People think stress lives in the mind but no — it squats in the body. Sets up camp in the neck, throws a party behind the knees, leaves emotional debris in the hips. The mind complains, but the body? The body remembers. It mutinies. Quietly, at first. Then louder.
And yet, we carry on. Caffeinated, clenched, pretending that five hours of sleep and one sad stretch in the shower counts as recovery. You say “I’m fine” while you’re walking like a broken Lego man.
Then one day—maybe it’s Tuesday, maybe it’s after a weirdly personal email from your boss—you book the massage.
And it’s awkward at first.

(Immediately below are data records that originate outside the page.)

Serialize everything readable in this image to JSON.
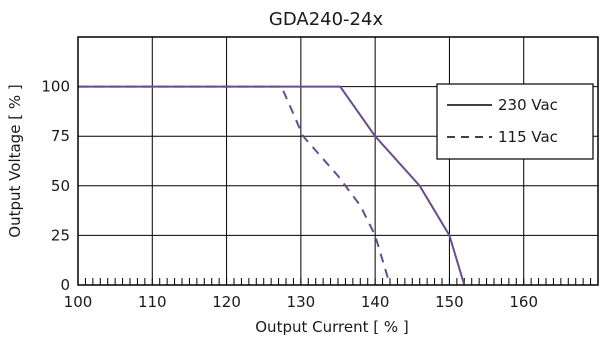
{
  "colors": {
    "series": "#6a4c8c",
    "grid": "#000000",
    "legend_line": "#000000"
  },
  "chart_data": {
    "type": "line",
    "title": "GDA240-24x",
    "xlabel": "Output Current [ % ]",
    "ylabel": "Output Voltage  [ % ]",
    "xlim": [
      100,
      170
    ],
    "ylim": [
      0,
      125
    ],
    "x_ticks": [
      100,
      110,
      120,
      130,
      140,
      150,
      160
    ],
    "y_ticks": [
      0,
      25,
      50,
      75,
      100
    ],
    "grid": true,
    "legend_position": "right",
    "series": [
      {
        "name": "230 Vac",
        "style": "solid",
        "x": [
          100,
          135.3,
          140,
          146,
          150,
          152
        ],
        "y": [
          100,
          100,
          75,
          50,
          25,
          0
        ]
      },
      {
        "name": "115 Vac",
        "style": "dashed",
        "x": [
          100,
          127.4,
          130.3,
          135,
          138,
          140,
          142
        ],
        "y": [
          100,
          100,
          75,
          55,
          40,
          25,
          0
        ]
      }
    ]
  }
}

You lie down, face in the little padded doughnut thing, unsure if you’re supposed to breathe or float or apologise for your back. But then the hands start working, and something shifts. Not just muscle. Mood. Memory. The nervous system exhales before you do.
Because it’s not about pampering. That word has been hijacked by spa brochures with gold script fonts and cucumber slices. No. This is maintenance. Bodywork. It’s plumbing for the soul. It’s somebody else saying: let me carry the weight for a minute. You don’t have to do anything right now. You just have to be.
Touch does something no app can replicate. It sends signals through the fascia highway, down into places you didn’t even know were locked up. You come in human-shaped stress, you leave like soup. Good soup.
There’s data now—actual research, not just your mate saying “I swear I sleep better after one.” Massage therapy has been shown to reduce cortisol, increase serotonin, and even help with immunity. No incense required. If you want the numbers and the science behind it, the Mayo Clinic’s guide to the health benefits of massage therapy lays it all out. No fluff, just proof.
So if your body’s been quietly screaming, or loudly ignoring you altogether, this might be your sign. To stop. To lie down. To hand the tension over to someone who knows what to do with it.
No talking required. Just show up. Let the undoing begin.